Domain adaptation based Speaker Recognition on Short Utterances
This work addresses speaker recognition challenges for short utterances, which is important for applications like voice assistants, but it is incremental as it builds on existing PLDA and IDV methods.
The paper investigates how speaker verification performance degrades with short utterances and shows that in-domain PLDA improves EER and DCF by over 28% compared to out-domain PLDA for full-length utterances, but this gain decreases with shorter utterances. It introduces a modified IDV compensation method that improves out-domain PLDA by 26% and 14% for different datasets, though gains also reduce with shorter utterances.

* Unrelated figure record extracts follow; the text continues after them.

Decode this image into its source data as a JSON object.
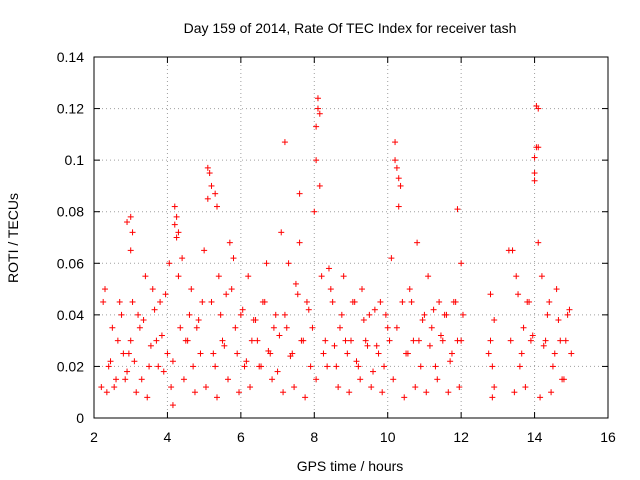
{
  "chart_data": {
    "type": "scatter",
    "title": "Day 159 of 2014, Rate Of TEC Index for receiver tash",
    "xlabel": "GPS time / hours",
    "ylabel": "ROTI / TECUs",
    "xlim": [
      2,
      16
    ],
    "ylim": [
      0,
      0.14
    ],
    "x_ticks": [
      2,
      4,
      6,
      8,
      10,
      12,
      14,
      16
    ],
    "x_tick_labels": [
      "2",
      "4",
      "6",
      "8",
      "10",
      "12",
      "14",
      "16"
    ],
    "y_ticks": [
      0,
      0.02,
      0.04,
      0.06,
      0.08,
      0.1,
      0.12,
      0.14
    ],
    "y_tick_labels": [
      "0",
      "0.02",
      "0.04",
      "0.06",
      "0.08",
      "0.1",
      "0.12",
      "0.14"
    ],
    "grid": true,
    "marker": "+",
    "marker_color": "#ff0000",
    "series": [
      {
        "name": "ROTI",
        "x": [
          2.2,
          2.3,
          2.4,
          2.5,
          2.6,
          2.7,
          2.8,
          2.9,
          3.0,
          3.0,
          3.1,
          3.2,
          3.3,
          3.4,
          3.5,
          3.6,
          3.7,
          3.8,
          3.9,
          4.0,
          4.05,
          4.2,
          4.25,
          4.3,
          4.4,
          4.5,
          4.6,
          4.7,
          4.8,
          4.9,
          5.0,
          5.1,
          5.15,
          5.2,
          5.3,
          5.4,
          5.5,
          5.6,
          5.7,
          5.8,
          5.9,
          6.0,
          6.1,
          6.2,
          6.3,
          6.4,
          6.5,
          6.6,
          6.7,
          6.8,
          6.9,
          7.0,
          7.1,
          7.2,
          7.3,
          7.4,
          7.5,
          7.6,
          7.7,
          7.8,
          7.9,
          8.0,
          8.05,
          8.1,
          8.15,
          8.2,
          8.3,
          8.4,
          8.5,
          8.6,
          8.7,
          8.8,
          8.9,
          9.0,
          9.1,
          9.2,
          9.3,
          9.4,
          9.5,
          9.6,
          9.7,
          9.8,
          9.9,
          10.0,
          10.1,
          10.2,
          10.3,
          10.35,
          10.4,
          10.5,
          10.6,
          10.7,
          10.8,
          10.9,
          11.0,
          11.1,
          11.2,
          11.3,
          11.4,
          11.5,
          11.6,
          11.7,
          11.8,
          11.9,
          12.0,
          12.05,
          12.8,
          12.8,
          12.85,
          12.9,
          13.3,
          13.4,
          13.5,
          13.6,
          13.7,
          13.8,
          13.9,
          14.0,
          14.05,
          14.1,
          14.2,
          14.3,
          14.4,
          14.5,
          14.6,
          14.7,
          14.8,
          14.9,
          15.0,
          2.25,
          2.55,
          2.85,
          3.15,
          3.45,
          3.75,
          4.1,
          4.45,
          4.75,
          5.05,
          5.35,
          5.65,
          5.95,
          6.25,
          6.55,
          6.85,
          7.15,
          7.45,
          7.75,
          8.05,
          8.35,
          8.65,
          8.95,
          9.25,
          9.55,
          9.85,
          10.15,
          10.45,
          10.75,
          11.05,
          11.35,
          11.65,
          11.95,
          12.85,
          13.45,
          13.75,
          14.15,
          14.45,
          14.75,
          2.35,
          2.65,
          2.95,
          3.25,
          3.55,
          3.85,
          4.15,
          4.55,
          4.85,
          5.25,
          5.55,
          5.85,
          6.15,
          6.45,
          6.75,
          7.05,
          7.35,
          7.65,
          7.95,
          8.25,
          8.55,
          8.85,
          9.15,
          9.45,
          9.75,
          10.05,
          10.25,
          10.55,
          10.85,
          11.15,
          11.45,
          11.75,
          12.0,
          12.75,
          13.35,
          13.65,
          13.95,
          14.25,
          14.55,
          14.85,
          2.45,
          2.75,
          3.05,
          3.35,
          3.65,
          3.95,
          4.35,
          4.65,
          4.95,
          5.45,
          5.75,
          6.05,
          6.35,
          6.65,
          6.95,
          7.25,
          7.55,
          7.85,
          8.45,
          8.75,
          9.05,
          9.35,
          9.65,
          9.95,
          10.65,
          10.95,
          11.25,
          11.55,
          11.85,
          12.9,
          13.55,
          13.85,
          14.35,
          14.65,
          14.95,
          4.2,
          4.25,
          4.3,
          5.1,
          5.2,
          5.3,
          5.35,
          7.2,
          7.6,
          8.05,
          8.1,
          8.15,
          10.2,
          10.25,
          10.3,
          14.0,
          14.05,
          14.1,
          14.0,
          14.1,
          3.0,
          3.05,
          11.9,
          2.9,
          4.15
        ],
        "y": [
          0.012,
          0.05,
          0.02,
          0.035,
          0.015,
          0.045,
          0.025,
          0.018,
          0.065,
          0.03,
          0.022,
          0.04,
          0.015,
          0.055,
          0.02,
          0.05,
          0.03,
          0.045,
          0.018,
          0.025,
          0.06,
          0.075,
          0.07,
          0.055,
          0.062,
          0.03,
          0.04,
          0.02,
          0.035,
          0.025,
          0.065,
          0.085,
          0.095,
          0.045,
          0.02,
          0.055,
          0.03,
          0.048,
          0.068,
          0.062,
          0.025,
          0.04,
          0.02,
          0.055,
          0.03,
          0.038,
          0.02,
          0.045,
          0.06,
          0.025,
          0.035,
          0.018,
          0.072,
          0.04,
          0.06,
          0.025,
          0.052,
          0.068,
          0.03,
          0.045,
          0.02,
          0.08,
          0.1,
          0.12,
          0.09,
          0.055,
          0.03,
          0.058,
          0.045,
          0.02,
          0.035,
          0.055,
          0.025,
          0.03,
          0.045,
          0.02,
          0.05,
          0.03,
          0.04,
          0.018,
          0.028,
          0.045,
          0.02,
          0.035,
          0.062,
          0.1,
          0.082,
          0.09,
          0.045,
          0.025,
          0.05,
          0.03,
          0.068,
          0.02,
          0.04,
          0.055,
          0.035,
          0.02,
          0.045,
          0.03,
          0.04,
          0.022,
          0.045,
          0.03,
          0.06,
          0.04,
          0.048,
          0.03,
          0.02,
          0.012,
          0.065,
          0.065,
          0.055,
          0.02,
          0.035,
          0.045,
          0.03,
          0.095,
          0.105,
          0.068,
          0.055,
          0.03,
          0.045,
          0.02,
          0.05,
          0.03,
          0.015,
          0.04,
          0.025,
          0.045,
          0.012,
          0.015,
          0.01,
          0.008,
          0.02,
          0.012,
          0.015,
          0.01,
          0.012,
          0.008,
          0.015,
          0.01,
          0.012,
          0.02,
          0.015,
          0.01,
          0.012,
          0.008,
          0.015,
          0.02,
          0.012,
          0.01,
          0.015,
          0.012,
          0.01,
          0.015,
          0.008,
          0.012,
          0.01,
          0.015,
          0.01,
          0.012,
          0.008,
          0.01,
          0.012,
          0.008,
          0.01,
          0.015,
          0.01,
          0.03,
          0.025,
          0.035,
          0.028,
          0.032,
          0.022,
          0.03,
          0.038,
          0.025,
          0.028,
          0.035,
          0.022,
          0.03,
          0.026,
          0.032,
          0.024,
          0.03,
          0.035,
          0.025,
          0.028,
          0.03,
          0.022,
          0.028,
          0.025,
          0.03,
          0.035,
          0.025,
          0.03,
          0.028,
          0.032,
          0.025,
          0.03,
          0.025,
          0.03,
          0.025,
          0.032,
          0.028,
          0.025,
          0.03,
          0.022,
          0.04,
          0.045,
          0.038,
          0.042,
          0.048,
          0.035,
          0.05,
          0.045,
          0.04,
          0.05,
          0.042,
          0.038,
          0.045,
          0.04,
          0.035,
          0.048,
          0.042,
          0.05,
          0.04,
          0.045,
          0.038,
          0.042,
          0.04,
          0.045,
          0.038,
          0.042,
          0.04,
          0.045,
          0.038,
          0.048,
          0.045,
          0.04,
          0.038,
          0.042,
          0.082,
          0.078,
          0.072,
          0.097,
          0.09,
          0.087,
          0.082,
          0.107,
          0.087,
          0.113,
          0.124,
          0.118,
          0.107,
          0.097,
          0.093,
          0.101,
          0.121,
          0.105,
          0.092,
          0.12,
          0.078,
          0.072,
          0.081,
          0.076,
          0.005
        ]
      }
    ]
  }
}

This paper explores how the in- and out-domain probabilistic linear discriminant analysis (PLDA) speaker verification behave when enrolment and verification lengths are reduced. Experiment studies have found that when full-length utterance is used for evaluation, in-domain PLDA approach shows more than 28% improvement in EER and DCF values over out-domain PLDA approach and when short utterances are used for evaluation, the performance gain of in-domain speaker verification reduces at an increasing rate. Novel modified inter dataset variability (IDV) compensation is used to compensate the mismatch between in- and out-domain data and IDV-compensated out-domain PLDA shows respectively 26% and 14% improvement over out-domain PLDA speaker verification when SWB and NIST data are respectively used for S normalization. When the evaluation utterance length is reduced, the performance gain by IDV also reduces as short utterance evaluation data i-vectors have more variations due to phonetic variations when compared to the dataset mismatch between in- and out-domain data.